ACTE V - SCÈNE VI



(Le camp des Turcs.)
(SOLIMAN, LE VIZIR, SUITE)

Soliman
Vizir, avez-vous pris livraison des deux cents esclaves ?

Le Vizir
Sire, j'ai donné un reçu de deux cents esclaves, puisqu'il en était convenu ainsi avec le Pays libre, mais le convoi est réellement de plus de deux mille. Je n'y comprends rien. La plupart sont dérisoirement enchaînés, réclament à grands cris des fers, ce que je comprends moins encore, à moins qu'ils ne témoignent par là leur hâte de participer à l'honneur de ramer sur les galères de Votre Majesté.

Soliman
Et le Père Ubu ?

Le Vizir
Le Père Ubu prétend qu'on lui a volé ses boulets de forçat en route. Il est d'une humeur féroce et manifeste l'intention de mettre tout le monde dans sa poche. Il casse toutes les rames et effondre les bancs afin de vérifier s'ils sont solides.

Soliman
Assez ! Traitez-le avec les plus grands égards. Ce n'est pas que j'aie peur de sa violence… Maintenant que je l'ai vu de près, je sais combien il est encore au-dessus de sa renommée.

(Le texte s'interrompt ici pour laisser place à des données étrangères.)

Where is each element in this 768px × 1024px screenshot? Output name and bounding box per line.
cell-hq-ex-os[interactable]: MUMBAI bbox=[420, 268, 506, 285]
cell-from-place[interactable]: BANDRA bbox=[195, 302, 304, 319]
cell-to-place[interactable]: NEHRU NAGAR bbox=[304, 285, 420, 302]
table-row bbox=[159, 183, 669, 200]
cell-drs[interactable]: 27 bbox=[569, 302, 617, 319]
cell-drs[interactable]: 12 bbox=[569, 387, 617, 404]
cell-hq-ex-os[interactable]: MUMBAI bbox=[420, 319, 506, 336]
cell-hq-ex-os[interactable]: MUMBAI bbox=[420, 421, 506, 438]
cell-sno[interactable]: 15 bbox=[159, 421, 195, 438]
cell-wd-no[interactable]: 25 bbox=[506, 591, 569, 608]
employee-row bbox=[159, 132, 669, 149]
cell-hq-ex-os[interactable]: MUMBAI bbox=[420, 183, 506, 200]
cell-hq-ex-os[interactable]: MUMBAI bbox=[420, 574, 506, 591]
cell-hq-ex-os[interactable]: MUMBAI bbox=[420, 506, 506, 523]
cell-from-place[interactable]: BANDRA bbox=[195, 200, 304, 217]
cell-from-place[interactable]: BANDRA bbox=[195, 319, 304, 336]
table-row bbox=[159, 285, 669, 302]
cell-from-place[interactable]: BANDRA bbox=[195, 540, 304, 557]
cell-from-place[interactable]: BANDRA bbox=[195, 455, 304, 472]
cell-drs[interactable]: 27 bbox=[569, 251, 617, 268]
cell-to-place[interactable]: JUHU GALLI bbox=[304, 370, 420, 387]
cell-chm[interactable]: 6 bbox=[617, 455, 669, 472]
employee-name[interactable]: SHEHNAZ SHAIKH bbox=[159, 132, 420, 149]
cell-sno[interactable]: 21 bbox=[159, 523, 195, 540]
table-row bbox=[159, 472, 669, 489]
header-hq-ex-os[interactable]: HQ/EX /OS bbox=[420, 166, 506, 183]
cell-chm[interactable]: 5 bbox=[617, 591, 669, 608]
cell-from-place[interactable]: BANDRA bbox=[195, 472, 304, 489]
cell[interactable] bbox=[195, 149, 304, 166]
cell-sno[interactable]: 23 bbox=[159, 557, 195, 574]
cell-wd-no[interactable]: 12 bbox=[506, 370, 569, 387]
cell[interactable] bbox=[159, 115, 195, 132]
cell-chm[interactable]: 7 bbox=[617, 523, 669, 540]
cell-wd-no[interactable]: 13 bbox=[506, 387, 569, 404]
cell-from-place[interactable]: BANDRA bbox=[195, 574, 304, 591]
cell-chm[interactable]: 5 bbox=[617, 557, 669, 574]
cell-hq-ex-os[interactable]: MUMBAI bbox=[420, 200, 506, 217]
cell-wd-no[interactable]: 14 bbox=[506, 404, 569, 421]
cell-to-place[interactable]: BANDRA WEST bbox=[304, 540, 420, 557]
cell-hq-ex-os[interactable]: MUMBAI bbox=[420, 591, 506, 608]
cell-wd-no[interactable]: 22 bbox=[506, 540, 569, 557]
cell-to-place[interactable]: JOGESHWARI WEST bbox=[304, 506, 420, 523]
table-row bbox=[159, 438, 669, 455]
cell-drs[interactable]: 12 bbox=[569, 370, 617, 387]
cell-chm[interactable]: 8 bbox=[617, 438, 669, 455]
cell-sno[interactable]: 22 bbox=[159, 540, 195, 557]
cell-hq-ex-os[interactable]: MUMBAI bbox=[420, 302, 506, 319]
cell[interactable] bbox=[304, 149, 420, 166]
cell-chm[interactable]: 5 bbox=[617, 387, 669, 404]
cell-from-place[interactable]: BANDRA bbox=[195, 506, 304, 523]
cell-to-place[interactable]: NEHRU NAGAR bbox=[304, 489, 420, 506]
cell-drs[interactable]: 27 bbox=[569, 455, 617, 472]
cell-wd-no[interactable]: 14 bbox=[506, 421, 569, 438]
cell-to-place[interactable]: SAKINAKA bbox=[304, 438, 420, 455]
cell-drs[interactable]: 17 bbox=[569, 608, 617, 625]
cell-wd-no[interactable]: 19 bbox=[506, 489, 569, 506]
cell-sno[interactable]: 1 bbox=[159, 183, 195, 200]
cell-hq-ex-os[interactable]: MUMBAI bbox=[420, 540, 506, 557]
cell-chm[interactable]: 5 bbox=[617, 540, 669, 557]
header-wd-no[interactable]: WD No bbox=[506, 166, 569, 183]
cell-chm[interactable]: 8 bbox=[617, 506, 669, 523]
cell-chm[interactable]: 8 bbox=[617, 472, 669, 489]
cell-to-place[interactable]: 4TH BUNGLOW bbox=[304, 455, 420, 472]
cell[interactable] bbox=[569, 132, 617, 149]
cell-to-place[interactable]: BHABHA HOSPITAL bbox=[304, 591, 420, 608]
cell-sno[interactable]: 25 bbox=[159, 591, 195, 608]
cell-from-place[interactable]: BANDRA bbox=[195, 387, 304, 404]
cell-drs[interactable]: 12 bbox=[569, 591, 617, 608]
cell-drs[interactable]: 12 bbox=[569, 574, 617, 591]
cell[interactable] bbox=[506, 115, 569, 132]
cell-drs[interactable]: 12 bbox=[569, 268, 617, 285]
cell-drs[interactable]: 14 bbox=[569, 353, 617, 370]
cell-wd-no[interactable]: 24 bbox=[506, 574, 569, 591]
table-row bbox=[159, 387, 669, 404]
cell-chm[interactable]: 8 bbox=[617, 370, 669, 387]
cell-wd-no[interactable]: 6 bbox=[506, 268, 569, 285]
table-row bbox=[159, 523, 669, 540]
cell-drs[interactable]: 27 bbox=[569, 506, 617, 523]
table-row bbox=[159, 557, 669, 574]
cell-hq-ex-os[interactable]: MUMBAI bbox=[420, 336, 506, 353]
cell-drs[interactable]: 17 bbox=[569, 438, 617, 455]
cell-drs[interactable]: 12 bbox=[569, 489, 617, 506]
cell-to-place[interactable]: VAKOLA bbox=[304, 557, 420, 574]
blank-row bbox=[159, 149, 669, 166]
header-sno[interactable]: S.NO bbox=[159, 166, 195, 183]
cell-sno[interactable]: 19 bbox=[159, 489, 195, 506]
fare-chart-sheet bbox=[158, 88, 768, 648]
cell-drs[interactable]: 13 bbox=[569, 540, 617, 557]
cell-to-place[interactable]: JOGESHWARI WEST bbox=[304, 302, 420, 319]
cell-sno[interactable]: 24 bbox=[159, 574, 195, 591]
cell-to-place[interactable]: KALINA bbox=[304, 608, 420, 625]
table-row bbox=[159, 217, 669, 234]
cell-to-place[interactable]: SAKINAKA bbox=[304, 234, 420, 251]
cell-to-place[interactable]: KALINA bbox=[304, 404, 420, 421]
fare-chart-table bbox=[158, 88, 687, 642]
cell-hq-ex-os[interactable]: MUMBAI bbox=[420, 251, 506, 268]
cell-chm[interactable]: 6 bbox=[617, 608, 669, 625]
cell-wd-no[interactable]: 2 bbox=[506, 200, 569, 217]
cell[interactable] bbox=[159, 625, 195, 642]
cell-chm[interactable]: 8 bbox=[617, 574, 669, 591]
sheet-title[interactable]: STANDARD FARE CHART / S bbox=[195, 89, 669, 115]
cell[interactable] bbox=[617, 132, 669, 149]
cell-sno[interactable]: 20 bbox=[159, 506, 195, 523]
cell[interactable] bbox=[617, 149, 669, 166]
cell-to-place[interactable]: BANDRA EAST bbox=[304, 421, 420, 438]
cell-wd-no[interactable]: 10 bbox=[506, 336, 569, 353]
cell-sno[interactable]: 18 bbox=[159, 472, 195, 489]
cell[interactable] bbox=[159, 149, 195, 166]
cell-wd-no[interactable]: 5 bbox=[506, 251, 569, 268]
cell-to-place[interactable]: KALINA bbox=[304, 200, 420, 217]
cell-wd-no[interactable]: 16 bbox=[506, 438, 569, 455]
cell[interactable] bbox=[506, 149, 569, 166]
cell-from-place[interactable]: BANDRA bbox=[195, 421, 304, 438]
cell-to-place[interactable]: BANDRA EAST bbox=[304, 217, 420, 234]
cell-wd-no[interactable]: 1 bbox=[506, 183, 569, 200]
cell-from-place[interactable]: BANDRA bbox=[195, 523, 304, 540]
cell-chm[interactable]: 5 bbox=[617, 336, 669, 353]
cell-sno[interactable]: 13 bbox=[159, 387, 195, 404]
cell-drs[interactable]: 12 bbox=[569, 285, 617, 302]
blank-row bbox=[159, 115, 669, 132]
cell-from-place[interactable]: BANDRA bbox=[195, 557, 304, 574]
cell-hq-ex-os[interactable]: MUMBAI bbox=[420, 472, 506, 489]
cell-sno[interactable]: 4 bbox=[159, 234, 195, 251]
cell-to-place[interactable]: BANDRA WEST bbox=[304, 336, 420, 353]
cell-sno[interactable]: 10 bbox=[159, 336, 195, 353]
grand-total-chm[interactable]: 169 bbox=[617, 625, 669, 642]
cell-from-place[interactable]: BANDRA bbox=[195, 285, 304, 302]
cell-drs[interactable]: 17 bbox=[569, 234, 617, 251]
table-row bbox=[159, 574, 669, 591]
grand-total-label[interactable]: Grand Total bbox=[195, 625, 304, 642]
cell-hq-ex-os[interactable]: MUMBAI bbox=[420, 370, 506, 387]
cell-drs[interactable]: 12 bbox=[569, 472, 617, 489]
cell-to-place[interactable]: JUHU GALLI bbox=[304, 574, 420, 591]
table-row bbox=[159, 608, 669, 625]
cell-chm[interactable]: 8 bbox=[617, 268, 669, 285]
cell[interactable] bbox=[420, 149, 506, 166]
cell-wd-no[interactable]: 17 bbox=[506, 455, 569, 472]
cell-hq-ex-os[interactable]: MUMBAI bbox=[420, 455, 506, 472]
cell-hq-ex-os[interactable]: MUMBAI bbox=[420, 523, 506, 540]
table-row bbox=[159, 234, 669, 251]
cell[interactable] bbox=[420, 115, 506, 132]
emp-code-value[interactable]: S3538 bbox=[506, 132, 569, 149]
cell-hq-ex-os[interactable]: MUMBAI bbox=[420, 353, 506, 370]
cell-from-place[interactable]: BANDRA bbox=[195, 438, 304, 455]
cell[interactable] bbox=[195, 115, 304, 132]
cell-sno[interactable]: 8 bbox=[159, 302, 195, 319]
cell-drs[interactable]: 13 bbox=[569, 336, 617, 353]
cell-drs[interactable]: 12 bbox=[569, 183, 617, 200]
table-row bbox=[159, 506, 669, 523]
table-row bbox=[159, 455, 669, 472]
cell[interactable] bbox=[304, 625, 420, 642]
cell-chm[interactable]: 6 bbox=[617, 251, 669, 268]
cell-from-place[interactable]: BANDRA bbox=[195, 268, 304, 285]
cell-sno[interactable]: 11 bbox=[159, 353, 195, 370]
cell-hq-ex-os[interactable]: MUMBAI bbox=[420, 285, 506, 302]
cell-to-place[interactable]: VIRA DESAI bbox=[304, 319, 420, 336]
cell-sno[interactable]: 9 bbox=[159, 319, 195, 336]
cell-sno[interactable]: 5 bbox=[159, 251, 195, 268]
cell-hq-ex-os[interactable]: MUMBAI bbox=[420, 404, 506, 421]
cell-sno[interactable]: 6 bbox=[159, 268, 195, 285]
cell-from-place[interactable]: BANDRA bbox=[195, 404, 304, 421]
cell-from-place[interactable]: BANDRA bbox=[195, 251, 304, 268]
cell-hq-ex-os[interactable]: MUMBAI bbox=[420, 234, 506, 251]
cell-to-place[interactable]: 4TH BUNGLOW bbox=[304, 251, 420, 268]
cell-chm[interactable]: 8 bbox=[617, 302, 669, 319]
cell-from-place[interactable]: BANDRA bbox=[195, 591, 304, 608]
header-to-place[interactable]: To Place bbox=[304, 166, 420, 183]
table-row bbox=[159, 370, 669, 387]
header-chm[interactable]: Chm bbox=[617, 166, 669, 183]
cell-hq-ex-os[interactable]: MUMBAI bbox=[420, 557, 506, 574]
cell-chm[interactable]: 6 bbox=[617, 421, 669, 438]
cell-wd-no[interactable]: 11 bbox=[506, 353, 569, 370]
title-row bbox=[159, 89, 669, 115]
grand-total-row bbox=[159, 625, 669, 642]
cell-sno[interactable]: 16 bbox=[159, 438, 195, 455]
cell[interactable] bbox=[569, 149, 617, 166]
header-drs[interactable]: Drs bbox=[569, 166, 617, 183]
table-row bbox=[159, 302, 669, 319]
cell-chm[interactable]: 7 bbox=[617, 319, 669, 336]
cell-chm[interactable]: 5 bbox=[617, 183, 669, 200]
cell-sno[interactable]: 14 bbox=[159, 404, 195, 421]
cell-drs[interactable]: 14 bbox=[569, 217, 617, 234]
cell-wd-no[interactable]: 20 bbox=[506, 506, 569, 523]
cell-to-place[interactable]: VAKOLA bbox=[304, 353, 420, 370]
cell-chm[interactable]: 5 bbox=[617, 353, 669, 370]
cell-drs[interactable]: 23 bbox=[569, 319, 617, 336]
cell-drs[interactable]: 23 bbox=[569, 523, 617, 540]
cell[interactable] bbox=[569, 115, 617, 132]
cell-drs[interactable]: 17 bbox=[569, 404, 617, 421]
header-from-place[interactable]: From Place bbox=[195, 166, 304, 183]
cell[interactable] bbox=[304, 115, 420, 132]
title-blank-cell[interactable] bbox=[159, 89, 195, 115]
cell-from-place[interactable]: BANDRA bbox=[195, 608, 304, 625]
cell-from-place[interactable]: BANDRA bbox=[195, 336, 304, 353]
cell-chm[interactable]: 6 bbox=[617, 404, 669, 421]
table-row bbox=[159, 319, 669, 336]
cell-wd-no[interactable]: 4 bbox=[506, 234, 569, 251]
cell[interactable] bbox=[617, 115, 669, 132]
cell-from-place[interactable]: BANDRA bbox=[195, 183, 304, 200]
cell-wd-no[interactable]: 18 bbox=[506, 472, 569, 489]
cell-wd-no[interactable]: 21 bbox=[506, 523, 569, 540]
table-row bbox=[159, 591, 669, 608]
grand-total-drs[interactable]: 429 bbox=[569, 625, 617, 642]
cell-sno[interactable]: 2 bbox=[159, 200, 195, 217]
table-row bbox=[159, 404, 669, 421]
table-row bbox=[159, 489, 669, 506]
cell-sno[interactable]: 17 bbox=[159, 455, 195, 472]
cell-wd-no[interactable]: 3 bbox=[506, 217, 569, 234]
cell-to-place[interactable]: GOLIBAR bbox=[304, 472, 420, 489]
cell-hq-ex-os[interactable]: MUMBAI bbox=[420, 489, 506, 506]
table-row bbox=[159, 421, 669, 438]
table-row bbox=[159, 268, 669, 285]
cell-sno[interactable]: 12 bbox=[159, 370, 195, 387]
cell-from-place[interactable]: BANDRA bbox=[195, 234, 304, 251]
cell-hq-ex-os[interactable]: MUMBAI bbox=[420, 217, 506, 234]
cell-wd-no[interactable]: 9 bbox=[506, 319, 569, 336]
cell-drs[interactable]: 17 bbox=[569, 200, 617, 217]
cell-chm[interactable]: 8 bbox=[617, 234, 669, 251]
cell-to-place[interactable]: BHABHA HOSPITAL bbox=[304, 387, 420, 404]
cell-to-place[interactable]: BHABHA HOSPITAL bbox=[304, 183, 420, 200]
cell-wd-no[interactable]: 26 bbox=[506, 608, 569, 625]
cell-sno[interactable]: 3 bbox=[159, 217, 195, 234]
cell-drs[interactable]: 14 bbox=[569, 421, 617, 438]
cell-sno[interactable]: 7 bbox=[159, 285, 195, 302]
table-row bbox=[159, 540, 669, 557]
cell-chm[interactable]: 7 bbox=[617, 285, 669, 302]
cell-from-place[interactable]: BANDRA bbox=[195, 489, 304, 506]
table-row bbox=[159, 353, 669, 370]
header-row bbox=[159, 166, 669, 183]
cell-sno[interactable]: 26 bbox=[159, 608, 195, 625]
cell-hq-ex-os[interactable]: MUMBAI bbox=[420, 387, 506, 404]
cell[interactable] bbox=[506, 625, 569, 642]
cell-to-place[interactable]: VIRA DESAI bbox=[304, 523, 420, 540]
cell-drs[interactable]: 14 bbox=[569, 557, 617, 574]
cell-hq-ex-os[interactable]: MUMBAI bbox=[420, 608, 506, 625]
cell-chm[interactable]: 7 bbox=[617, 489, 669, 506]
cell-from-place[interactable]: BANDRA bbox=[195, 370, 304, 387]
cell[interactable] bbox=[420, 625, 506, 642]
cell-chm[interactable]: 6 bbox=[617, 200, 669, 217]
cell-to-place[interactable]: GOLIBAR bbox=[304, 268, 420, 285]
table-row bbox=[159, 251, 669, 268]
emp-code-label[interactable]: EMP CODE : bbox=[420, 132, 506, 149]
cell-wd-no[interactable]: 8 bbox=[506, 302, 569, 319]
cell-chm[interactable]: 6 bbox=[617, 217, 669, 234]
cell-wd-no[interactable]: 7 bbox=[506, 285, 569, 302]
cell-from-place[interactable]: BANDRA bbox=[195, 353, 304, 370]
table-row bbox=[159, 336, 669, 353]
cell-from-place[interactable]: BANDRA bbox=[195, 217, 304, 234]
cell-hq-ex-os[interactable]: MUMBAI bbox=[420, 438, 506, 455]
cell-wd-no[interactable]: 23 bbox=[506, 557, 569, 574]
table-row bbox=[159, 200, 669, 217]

Et il m'appartenait de lui découvrir un nouveau titre de gloire : apprenez qui est ce Père Ubu que l'on m'amenait comme esclave. Cet air noble, celte prestance… C'est mon propre frère qui fut enlevé il y a de longues années par les pirates français et contraint au travail dans divers bagnes, ce qui lui permit de s'élever aux éminentes situations de roi d'Aragon, puis de Pologne ! Baisez la terre entre.ses mains, mais gardez-vous de lui révéler cette reconnaissance merveilleuse, car il s'installerait dans mon empire avec toute sa famille et le dévorerait en peu de temps. Embarquez-le pour n'importe où et faites vite.